Nightmare in Venice was the second album by the British group
Red Priest, which one might describe as crossover Baroque. It was originally released in 2002 and is reissued here on its own Red Priest Recordings label, with cheap-horror-movie packaging to match the theme of the album and the generally over-the-top qualities of their music. If you haven't heard
Red Priest, this collection offers a good place to find out what it's all about. Briefly,
Red Priest reduces or rearranges Baroque ensemble scores to a group consisting of recorder, violin, cello, and harpsichord, and then begins to fool with them. The group sometimes combines two or more pieces in one performance, and the climax is often a full-blown pastiche of many sources: here a Fantasia on Corelli's "La Folia" that throws in everything from
Elgar, jazz, heavy metal, various Mediterranean styles, and who knows what else. The group uses pop-style fades at the ends of pieces on occasion and exaggerates the rhetorical devices contained in the original pieces, often grotesquely, and in so doing revealing a high degree of instrumental virtuosity. Some of the antics of violinist
Julia Fischer and cellist
Angela East in the "Witches' Dance" section of the English Fantasy Suite assembled from music by Robert Johnson (the English composer, not the American guitarist, one has to add in this context) and the aptly named Nicholas le Strange suggest what might have happened if
George Crumb had written neo-classic music in the
Stravinsky mold. Recorder player
Piers Adams bends the notes of his instrument like a blues guitarist, which sounds pretty weird on a recorder. The name
Red Priest comes from a nickname bestowed on
Antonio Vivaldi ("il prete rosso"), and both
Vivaldi's own career and the edgy quality of the whole
Red Priest project are suggested by the title of the group's 2001 premiere release, Priest on the Run.

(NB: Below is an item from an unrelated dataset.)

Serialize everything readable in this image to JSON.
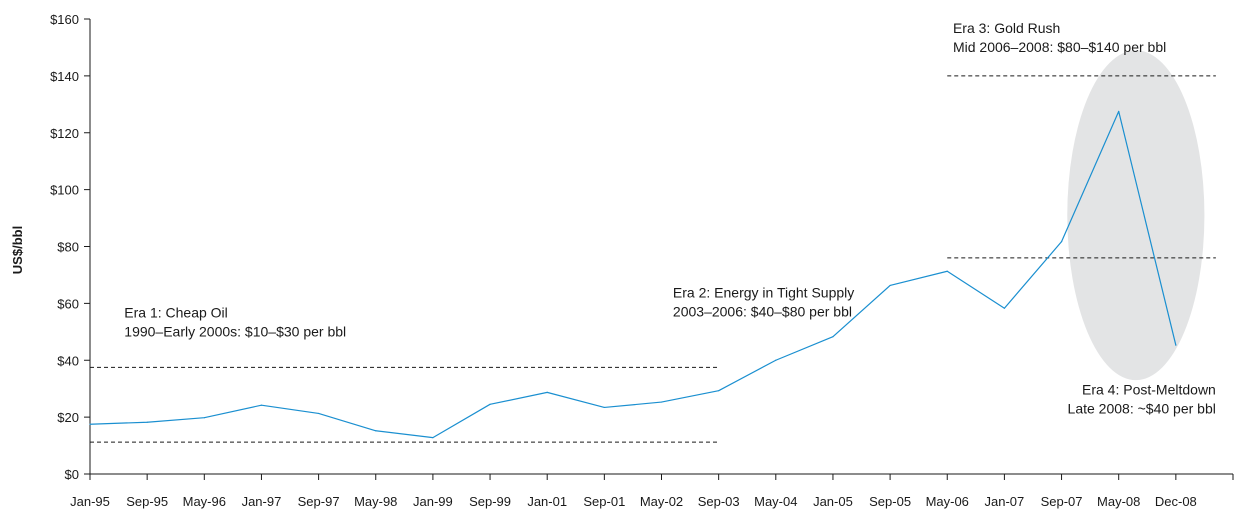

Vivaldi's flute concerto La Notte (The Night), a highly atmospheric piece to begin with, kicks off the program here in admirable style. Although it's hard to provide a broad evaluation of
Red Priest's music, which you'll either love or hate, that work points to one general argument in favor of what
Red Priest does: no matter how wild it gets, it uses aspects of the original music as a jumping-off point, and although the original composers would certainly be thrown for a loop on hearing
Red Priest's versions, it is by no means certain that they would dislike them. Another general positive is that
Red Priest is often flat-out funny, which distinguishes it from most crossover projects and can only occur because it's a true, well-oiled chamber group, not a pickup ensemble. Try it, you might like it.